Fidesz organized general strike?

There were two topics dominating public discourse in Hungary over the weekend. One was the impending "general" strike and the other, the possible breakup of the coalition over the government’s health care legislation.

First there is the question of the strike. I put "general" into quotation marks because, although some trade union leaders call it a general strike, it is obvious that the strikes organized for tomorrow and the day after tomorrow are not truly general. That is, life is not going to stop. The only question is how many people the trade unions will be able to mobilize.

In the past I didn’t talk much about strikes and trade union demonstrations because they were rather insignificant events. Five trade unions managed to bring out about 1,500 people to demonstrate in front of the prime minister’s office. One trade union in the MÁV (Magyar Államvasutak = Hungarian State Railways) organized two work stoppages (one was for two hours, the other, I believe, for four hours). Yes, it was a bit inconvenient but these stoppages didn’t shake the world. Not exactly like the general strike in England in 1926 or in France in 1968.

The MÁV engineers complain about the planned closing of several small lines that carry so few people that their continued service cannot be justified. The engineers’ fear of possible job loss is understandable, but they have added new demands, most likely in order to widen their base. Now the engineers and several allied trade unions complain about the new regulations concerning pensions and the private insurance companies’ planned presence in Hungarian health care. It is quite obvious that the leaders of these two trade unions are madly looking for allies and for causes that would mobilize large crowds.

And this is where the trade unions’ interest and the interest of the Fidesz meet. If the trade unions alone cannot mobilize thousands and thousands, perhaps they can with Fidesz help. At the end of last week it became known that the president of one of the trade unions had had a conversation with Viktor Orbán before Orbán’s departure to the United States. Of course, the trade union leader refused to divulge what they talked about, but I don’t think it takes a lot of imagination to figure out what the topic could have been.

A direct Fidesz attempt to foment a strike that would make life difficult for people in Budapest targeted the largest of the many trade unions at the BKV (Budapesti Közlekedési Vállalat = Budapest Public Transportation Company). A young Fidesz delegate to the board of the BKV, a company in the hands of the City of Budapest, foolishly got in touch with the head of this trade union and tried to convince him to join the strike. Not only did he fail, but the trade union leader spilled the beans. Since it was a one-on-one conversation, the young man denies while the trade union leader insists.

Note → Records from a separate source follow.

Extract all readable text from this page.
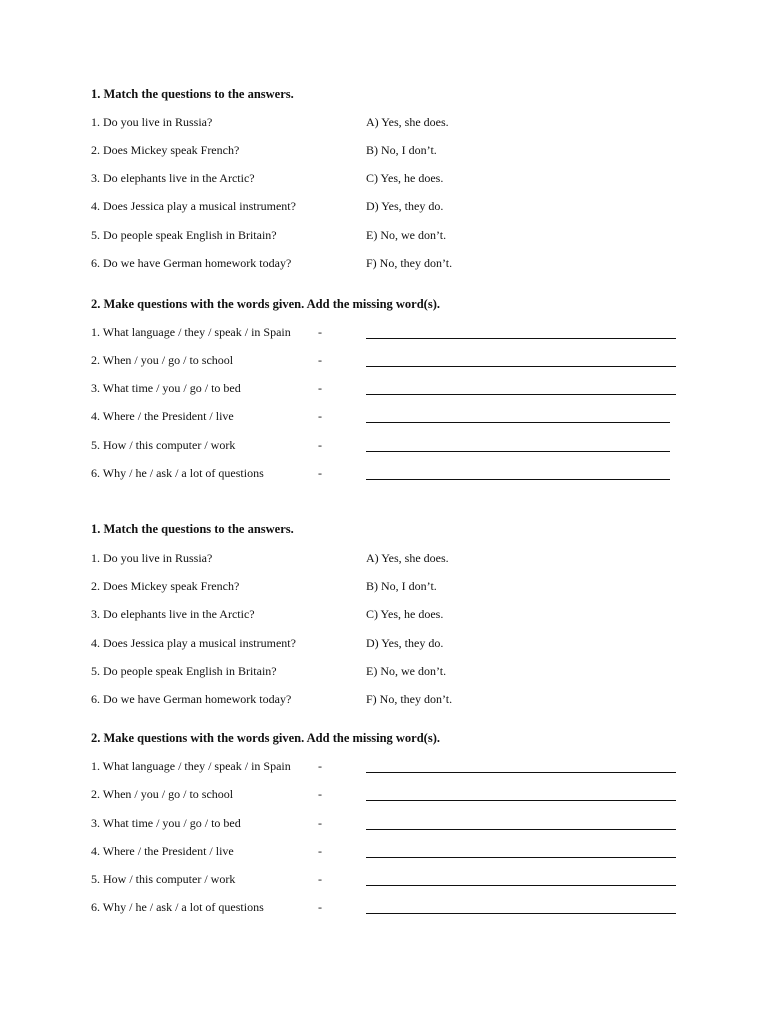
1. Match the questions to the answers.
1. Do you live in Russia?	A) Yes, she does.
2. Does Mickey speak French?	B) No, I don’t.
3. Do elephants live in the Arctic?	C) Yes, he does.
4. Does Jessica play a musical instrument?	D) Yes, they do.
5. Do people speak English in Britain?	E) No, we don’t.
6. Do we have German homework today?	F) No, they don’t.
2. Make questions with the words given. Add the missing word(s).
1. What language / they / speak / in Spain -
2. When / you / go / to school	-
3. What time / you / go / to bed	-
4. Where / the President / live	-
5. How / this computer / work	-
6. Why / he / ask / a lot of questions	-
1. Match the questions to the answers.
1. Do you live in Russia?	A) Yes, she does.
2. Does Mickey speak French?	B) No, I don’t.
3. Do elephants live in the Arctic?	C) Yes, he does.
4. Does Jessica play a musical instrument?	D) Yes, they do.
5. Do people speak English in Britain?	E) No, we don’t.
6. Do we have German homework today?	F) No, they don’t.
2. Make questions with the words given. Add the missing word(s).
1. What language / they / speak / in Spain -
2. When / you / go / to school	-
3. What time / you / go / to bed	-
4. Where / the President / live	-
5. How / this computer / work	-
6. Why / he / ask / a lot of questions	-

Over the weekend, János Kövér announced that Fidesz supports the strikes and trade union demonstrations. Although they will not take part in the demonstrations as a party, they urge their supporters to show their solidarity with the unions. Well, this was too much for some of the trade union leaders. They announced that they would not strike or demonstrate because they don’t want to be pawns of any political party. If some of the hotheads who listen to Kövér actually join the demonstration, there could be trouble. It could very easily happen that the strike and demonstration will be flops and, at the same time, extreme elements who could be associated with the Fidesz will cause new upheavals. I think this is a very dangerous gamble on Fidesz’s part.

As for the MSZP-SZDSZ feud over health care, I always trusted (and, I admit, sometimes prayed to the god of reason) that neither party would be stupid enough to let "irreconcilable differences" lead to divorce. It would be suicidal for both parties. Unfortunately I remain in my "trusting and praying" mode because the two parties continue to negotiate. Today’s comments are upbeat about the possibility of an agreement. But Ildikó Lendvai and Ferenc Gyurcsány still have a lot to convincing to do. There are about 20-30 left-wingers in the MSZP caucus who are very suspicious of private insurers taking part in the system. They are trying to introduce restrictions that would make the situation of private investors impossible. And so the much needed financial infusion into the system simply wouldn’t materialize. Put it this way, it is time to put an end to this whole debate. The longer it lasts the longer this unstable situation in health care will continue and there will be more and more complaints from doctors and patients. Time to end it. The faster the better for everybody.